Tuesday, August 8, 2017

What Historians Will Say about Francis

From Commonweal-

A recent column by Ross Douthat in the New York Times (“Pope Francis’ Next Act” July 15, 2017) tags the issue of communion for the divorced and remarried as the “great controversy” of the past two years of the Francis pontificate. He says it has reached “a stalemate,” with Francis on the one side, and “bishops the world over” on the other. Now that Cardinal George Pell has gone to Australia to face sex abuse charges, and Cardinal Gerhard Mueller’s term as Prefect of the CDF has not been renewed, and Cardinal Meisner has died, and Cardinal Angelo Scola has retired from the Archdiocese of Milan, Douthat worries that “resistance to Francis in the highest reaches of the hierarchy” is eroding. What will be the “next act” of the “drama” of this “liberal pope”?

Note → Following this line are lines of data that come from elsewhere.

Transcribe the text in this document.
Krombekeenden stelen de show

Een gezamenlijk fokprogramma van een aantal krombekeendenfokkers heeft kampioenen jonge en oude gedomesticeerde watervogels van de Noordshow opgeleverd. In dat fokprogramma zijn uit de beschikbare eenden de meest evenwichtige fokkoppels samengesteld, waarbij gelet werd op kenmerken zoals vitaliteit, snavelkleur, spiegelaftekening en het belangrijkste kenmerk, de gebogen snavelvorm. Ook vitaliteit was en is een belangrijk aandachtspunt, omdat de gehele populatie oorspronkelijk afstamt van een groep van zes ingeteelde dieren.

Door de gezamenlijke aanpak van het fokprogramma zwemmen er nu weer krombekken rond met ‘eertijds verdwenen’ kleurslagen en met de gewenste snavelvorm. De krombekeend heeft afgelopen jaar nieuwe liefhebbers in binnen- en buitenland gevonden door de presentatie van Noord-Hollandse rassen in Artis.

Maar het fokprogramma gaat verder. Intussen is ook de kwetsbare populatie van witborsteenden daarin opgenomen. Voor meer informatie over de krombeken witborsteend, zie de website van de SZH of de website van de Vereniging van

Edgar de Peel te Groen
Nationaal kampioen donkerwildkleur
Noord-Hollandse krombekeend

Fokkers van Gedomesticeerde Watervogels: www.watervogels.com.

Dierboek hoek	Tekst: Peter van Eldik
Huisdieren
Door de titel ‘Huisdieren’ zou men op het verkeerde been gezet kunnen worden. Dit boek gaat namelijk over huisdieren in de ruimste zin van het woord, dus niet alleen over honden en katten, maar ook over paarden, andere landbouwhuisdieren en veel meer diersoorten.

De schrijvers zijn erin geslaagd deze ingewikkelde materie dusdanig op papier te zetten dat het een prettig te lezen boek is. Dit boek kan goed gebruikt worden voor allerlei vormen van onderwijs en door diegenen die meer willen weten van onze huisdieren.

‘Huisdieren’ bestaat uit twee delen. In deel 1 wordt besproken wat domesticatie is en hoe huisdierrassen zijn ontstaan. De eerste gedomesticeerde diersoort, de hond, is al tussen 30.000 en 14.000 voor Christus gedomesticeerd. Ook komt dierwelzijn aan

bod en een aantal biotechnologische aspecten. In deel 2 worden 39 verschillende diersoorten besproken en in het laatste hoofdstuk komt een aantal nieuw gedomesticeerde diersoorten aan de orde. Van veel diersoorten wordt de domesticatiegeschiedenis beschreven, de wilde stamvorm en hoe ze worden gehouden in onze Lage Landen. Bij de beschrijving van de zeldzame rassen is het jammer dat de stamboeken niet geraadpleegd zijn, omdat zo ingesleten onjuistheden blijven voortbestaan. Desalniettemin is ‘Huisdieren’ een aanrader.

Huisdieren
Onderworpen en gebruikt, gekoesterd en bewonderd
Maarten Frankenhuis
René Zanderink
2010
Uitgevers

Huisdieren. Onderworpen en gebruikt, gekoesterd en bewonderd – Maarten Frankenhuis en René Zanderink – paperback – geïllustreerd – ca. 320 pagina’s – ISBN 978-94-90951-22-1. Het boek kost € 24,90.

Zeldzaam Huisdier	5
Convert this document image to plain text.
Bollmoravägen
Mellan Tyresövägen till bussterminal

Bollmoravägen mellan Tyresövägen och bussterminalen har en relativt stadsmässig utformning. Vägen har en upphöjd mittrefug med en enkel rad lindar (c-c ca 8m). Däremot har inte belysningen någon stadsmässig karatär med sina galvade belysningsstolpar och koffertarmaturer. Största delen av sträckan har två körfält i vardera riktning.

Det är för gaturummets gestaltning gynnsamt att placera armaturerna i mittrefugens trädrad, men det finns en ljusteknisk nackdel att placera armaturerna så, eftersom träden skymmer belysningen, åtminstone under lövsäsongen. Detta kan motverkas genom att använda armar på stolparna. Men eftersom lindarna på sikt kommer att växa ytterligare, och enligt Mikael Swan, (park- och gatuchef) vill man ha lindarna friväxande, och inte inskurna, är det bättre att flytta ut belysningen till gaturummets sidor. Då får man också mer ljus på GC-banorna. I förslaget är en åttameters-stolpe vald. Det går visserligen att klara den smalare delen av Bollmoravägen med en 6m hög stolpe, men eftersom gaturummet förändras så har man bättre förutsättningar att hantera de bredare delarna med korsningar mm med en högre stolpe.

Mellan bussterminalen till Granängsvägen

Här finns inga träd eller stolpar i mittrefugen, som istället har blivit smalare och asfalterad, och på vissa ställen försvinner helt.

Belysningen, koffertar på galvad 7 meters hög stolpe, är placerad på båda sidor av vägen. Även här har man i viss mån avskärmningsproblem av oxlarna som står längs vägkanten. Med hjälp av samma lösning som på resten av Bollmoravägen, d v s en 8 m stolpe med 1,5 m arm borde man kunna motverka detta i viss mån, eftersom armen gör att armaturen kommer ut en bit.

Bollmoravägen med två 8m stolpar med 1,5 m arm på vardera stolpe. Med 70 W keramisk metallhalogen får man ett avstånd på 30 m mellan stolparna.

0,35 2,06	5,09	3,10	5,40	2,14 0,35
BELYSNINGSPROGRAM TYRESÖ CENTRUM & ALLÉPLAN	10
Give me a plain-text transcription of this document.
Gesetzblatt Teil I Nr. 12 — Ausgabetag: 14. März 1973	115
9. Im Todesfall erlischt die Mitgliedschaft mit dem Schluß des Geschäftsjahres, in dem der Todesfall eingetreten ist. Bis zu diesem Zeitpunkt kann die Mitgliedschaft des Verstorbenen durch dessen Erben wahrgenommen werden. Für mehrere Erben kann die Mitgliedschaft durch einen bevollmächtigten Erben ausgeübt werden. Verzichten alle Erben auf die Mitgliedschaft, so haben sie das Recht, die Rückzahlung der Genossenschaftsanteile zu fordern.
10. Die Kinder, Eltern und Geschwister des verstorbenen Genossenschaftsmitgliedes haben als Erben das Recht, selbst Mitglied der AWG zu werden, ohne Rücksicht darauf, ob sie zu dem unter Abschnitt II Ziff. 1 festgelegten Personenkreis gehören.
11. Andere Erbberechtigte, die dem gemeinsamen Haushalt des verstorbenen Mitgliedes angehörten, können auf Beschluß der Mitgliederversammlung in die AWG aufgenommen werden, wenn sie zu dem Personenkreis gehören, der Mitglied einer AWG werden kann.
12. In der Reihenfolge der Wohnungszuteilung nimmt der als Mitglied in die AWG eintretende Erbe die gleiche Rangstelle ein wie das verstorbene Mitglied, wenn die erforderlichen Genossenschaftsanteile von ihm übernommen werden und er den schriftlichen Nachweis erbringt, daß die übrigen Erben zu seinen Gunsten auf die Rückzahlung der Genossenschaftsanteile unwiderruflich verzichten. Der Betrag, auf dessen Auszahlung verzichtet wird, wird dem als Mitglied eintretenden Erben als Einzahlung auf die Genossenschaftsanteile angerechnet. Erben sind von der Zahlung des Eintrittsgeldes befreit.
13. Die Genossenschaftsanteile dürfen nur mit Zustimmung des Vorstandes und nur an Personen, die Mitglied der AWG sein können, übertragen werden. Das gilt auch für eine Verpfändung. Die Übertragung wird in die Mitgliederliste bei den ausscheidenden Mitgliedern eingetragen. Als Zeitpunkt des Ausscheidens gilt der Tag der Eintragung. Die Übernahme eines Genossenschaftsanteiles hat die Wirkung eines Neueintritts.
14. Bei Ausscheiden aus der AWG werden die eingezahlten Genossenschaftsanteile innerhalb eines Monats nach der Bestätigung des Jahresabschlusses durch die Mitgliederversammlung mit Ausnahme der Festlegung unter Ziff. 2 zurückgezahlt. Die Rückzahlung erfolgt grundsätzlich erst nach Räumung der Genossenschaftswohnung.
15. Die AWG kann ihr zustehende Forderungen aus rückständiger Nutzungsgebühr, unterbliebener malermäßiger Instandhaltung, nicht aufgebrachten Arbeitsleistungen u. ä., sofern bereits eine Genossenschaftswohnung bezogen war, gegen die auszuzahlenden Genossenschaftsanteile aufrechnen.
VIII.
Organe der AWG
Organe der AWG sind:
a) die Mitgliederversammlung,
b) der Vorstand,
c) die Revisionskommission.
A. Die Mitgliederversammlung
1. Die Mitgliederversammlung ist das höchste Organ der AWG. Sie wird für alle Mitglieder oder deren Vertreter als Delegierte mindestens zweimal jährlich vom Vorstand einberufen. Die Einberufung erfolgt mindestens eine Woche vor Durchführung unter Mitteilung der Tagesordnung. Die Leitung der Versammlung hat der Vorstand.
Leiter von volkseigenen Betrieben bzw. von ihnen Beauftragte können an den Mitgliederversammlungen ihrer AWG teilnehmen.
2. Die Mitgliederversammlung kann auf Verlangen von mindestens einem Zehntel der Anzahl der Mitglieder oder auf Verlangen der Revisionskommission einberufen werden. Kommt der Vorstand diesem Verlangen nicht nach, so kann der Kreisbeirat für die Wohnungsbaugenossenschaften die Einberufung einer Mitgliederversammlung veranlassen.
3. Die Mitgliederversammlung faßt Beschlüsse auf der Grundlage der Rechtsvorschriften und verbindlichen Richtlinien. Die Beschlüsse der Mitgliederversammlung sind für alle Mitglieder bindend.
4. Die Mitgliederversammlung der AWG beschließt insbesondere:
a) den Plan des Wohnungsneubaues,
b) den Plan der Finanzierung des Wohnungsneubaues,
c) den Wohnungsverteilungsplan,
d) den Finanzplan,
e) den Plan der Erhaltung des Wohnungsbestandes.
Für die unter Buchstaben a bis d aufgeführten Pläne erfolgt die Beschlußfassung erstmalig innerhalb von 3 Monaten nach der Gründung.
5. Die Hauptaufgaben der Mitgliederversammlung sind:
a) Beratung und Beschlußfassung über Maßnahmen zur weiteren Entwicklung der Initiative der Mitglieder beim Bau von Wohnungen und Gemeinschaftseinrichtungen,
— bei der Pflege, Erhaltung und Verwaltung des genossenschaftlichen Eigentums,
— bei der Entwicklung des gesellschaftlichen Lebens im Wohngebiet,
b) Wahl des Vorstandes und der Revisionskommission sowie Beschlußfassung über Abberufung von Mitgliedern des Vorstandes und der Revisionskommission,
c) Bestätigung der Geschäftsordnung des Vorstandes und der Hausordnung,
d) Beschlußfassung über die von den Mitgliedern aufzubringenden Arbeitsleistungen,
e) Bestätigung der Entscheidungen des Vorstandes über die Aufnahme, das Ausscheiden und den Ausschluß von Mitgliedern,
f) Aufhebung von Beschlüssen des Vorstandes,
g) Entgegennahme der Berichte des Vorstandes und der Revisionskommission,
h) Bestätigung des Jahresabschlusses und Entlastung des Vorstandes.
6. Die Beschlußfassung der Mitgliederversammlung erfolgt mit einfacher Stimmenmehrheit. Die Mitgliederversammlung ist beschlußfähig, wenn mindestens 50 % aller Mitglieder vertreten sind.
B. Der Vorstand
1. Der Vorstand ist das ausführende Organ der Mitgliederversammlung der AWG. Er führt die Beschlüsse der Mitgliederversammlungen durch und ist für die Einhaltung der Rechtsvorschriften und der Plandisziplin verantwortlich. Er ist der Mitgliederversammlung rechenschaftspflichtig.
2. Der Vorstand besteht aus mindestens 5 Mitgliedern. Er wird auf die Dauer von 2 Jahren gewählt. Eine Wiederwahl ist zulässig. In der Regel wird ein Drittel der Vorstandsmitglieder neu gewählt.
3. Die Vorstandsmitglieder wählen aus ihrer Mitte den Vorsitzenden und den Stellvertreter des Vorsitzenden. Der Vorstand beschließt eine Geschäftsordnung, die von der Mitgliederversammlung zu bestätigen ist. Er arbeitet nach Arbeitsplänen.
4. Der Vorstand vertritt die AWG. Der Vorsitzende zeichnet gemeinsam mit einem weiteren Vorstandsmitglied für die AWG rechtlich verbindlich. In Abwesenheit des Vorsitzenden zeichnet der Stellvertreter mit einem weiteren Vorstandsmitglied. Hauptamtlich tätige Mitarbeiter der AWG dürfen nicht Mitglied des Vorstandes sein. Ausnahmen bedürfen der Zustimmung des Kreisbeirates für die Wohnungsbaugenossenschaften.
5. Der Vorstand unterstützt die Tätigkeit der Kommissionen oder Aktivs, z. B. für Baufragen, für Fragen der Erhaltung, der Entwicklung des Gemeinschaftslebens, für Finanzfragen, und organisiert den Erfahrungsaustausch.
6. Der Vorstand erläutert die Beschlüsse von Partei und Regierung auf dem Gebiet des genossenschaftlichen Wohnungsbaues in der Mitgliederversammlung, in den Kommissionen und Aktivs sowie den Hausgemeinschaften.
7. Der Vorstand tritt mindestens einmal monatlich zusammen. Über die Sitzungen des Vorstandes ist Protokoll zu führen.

I hope the readers of the New York Times take Douthat’s analysis with a grain of salt. First of all, I think that history will look on Pope Francis’s post-synodal exhortation Amoris Laetitia (2016) as a very modest gesture toward a more humane pastoral approach to marriage, not a great standoff between Pope Francis and his bishops. The kind of flexibility and accompaniment recommended by the Pope is not outside the scope of church teaching. Anxiety about rules-making and rules-keeping has magnified the controversy over communion (something which has always been subject to discernment in the “internal forum”) far beyond its actual weight. All that Pope Francis has done is to affirm that the pastoral people who are exercising faithful judgment and extending mercy in individual circumstances with the divorced and remarried are right to do so. The fact that some prelates are having a hard time with this makes it their drama, not the Pope’s.